Eine schlechte oder fehlende Darstellung als Arbeitgeber kostet dich die besten Bewerber. Die, die dein Unternehmen wirklich voranbringen würden. Die, die loyal sind, sauber arbeiten und mit denen Kunden gerne zu tun haben.
Was eine gute Karriereseite ausmacht
Ein Stellenangebot allein reicht nicht. „Wir suchen Terrassenbauer (m/w/d)" – das ist keine Karriereseite. Du brauchst eine eigene Unterseite, auf der du dich als Arbeitgeber präsentierst. Beantworte die Fragen, die Bewerber wirklich haben:
- Wer seid ihr als Unternehmen?
- Wie sieht das Team aus?
- Wie läuft die Einarbeitung?
- Mit welchen Materialien und Maschinen arbeitet ihr?
- Welche Fahrzeuge nutzt ihr?
- Was macht euch als Arbeitgeber besonders?
Ein Jobwechsel ist eine Lebensentscheidung. Niemand trifft sie leichtfertig. Wenn du als Arbeitgeber transparent, sympathisch und professionell rüberkommst, gewinnst du das Vertrauen der Richtigen.

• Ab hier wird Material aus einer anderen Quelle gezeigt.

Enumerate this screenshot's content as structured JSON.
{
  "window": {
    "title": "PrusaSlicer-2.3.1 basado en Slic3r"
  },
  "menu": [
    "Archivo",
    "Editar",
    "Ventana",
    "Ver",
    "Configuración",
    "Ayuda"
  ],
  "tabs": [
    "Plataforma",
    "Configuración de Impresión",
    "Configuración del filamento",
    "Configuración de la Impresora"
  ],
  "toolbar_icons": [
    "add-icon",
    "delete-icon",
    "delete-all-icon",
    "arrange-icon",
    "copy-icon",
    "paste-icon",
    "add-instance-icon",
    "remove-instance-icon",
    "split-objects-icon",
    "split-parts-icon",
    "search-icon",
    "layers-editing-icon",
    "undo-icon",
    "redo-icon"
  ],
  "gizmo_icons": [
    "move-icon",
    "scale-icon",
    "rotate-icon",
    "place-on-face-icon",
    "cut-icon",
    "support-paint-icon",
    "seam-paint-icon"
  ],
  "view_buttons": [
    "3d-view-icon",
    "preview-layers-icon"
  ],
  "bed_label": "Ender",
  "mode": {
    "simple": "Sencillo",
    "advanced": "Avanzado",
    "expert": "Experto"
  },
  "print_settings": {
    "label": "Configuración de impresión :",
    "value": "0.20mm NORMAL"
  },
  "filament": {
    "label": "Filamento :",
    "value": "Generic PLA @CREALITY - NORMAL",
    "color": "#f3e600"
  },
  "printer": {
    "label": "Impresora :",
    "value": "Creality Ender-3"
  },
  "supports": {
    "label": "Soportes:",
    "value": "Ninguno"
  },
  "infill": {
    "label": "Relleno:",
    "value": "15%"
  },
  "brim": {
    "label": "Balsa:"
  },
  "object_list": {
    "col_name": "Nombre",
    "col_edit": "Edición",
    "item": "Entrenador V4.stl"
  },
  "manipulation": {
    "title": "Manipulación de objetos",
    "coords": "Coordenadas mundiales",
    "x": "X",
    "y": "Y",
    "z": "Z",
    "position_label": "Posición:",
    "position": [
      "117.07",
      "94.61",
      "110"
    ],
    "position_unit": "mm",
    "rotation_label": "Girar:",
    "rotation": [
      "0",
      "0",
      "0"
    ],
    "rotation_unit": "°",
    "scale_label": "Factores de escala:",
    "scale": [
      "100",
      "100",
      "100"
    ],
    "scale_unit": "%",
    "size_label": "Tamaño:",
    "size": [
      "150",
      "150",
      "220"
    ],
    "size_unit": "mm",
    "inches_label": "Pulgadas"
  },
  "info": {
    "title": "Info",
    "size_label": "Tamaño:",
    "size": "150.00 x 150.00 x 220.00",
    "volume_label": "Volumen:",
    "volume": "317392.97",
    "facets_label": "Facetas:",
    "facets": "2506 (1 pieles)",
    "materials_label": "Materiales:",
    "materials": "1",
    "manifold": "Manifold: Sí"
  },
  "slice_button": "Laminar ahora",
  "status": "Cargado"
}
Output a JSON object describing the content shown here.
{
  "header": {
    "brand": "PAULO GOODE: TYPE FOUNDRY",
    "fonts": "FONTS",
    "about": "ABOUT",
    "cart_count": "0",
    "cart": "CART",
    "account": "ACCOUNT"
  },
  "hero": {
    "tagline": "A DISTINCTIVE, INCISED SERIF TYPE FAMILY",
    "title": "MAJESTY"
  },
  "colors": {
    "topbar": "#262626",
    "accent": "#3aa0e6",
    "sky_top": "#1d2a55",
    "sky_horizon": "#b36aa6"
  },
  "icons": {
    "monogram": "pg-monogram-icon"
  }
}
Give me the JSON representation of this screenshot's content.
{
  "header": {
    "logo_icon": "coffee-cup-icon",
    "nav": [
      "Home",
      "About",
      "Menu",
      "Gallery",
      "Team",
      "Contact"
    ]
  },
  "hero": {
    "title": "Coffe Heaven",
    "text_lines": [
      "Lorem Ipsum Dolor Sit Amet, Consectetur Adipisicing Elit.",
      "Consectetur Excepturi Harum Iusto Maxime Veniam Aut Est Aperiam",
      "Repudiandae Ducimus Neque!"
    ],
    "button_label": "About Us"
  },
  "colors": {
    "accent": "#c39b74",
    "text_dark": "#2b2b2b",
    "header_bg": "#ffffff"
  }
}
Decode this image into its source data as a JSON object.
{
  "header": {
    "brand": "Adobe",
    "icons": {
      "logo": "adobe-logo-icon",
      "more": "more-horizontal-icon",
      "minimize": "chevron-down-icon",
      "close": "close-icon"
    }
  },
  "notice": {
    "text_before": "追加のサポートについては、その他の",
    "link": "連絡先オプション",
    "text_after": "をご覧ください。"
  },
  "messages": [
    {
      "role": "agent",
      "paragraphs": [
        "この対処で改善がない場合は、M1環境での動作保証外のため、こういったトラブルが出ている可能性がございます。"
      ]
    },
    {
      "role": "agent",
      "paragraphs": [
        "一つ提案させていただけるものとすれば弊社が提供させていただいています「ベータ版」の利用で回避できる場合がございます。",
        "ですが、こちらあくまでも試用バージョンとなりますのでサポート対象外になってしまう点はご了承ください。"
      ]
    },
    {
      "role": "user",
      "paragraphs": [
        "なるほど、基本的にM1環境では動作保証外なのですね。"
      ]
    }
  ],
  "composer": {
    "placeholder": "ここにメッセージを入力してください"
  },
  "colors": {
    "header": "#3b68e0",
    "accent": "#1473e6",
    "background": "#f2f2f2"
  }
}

Fazit: Deine Webseite arbeitet für dich – oder gegen dich
Die Wahrheit ist: Deine Webseite entscheidet jeden Tag darüber, ob du Aufträge bekommst oder verlierst. Ob sich gute Leute bei dir bewerben oder woanders anfangen. Und das Tragische: Die meisten merken nicht, wie viel Potenzial ungenutzt bleibt.
Du siehst nur die Anfragen, die reinkommen. Aber nicht die 10, 20 oder 50 Interessenten, die vorher abgesprungen sind – weil deine Seite nicht überzeugt hat.
Mach den Check: Schau dir deine Webseite heute noch einmal an. Ehrlich. Kritisch. Würdest du dort selbst einen Auftrag vergeben? Würdest du dich dort bewerben?
Wenn die Antwort „eher nicht" lautet, wird es Zeit. Nicht irgendwann. Jetzt. Denn während du wartest, geht die Konkurrenz an dir vorbei – mit einem Lächeln und einer modernen Webseite.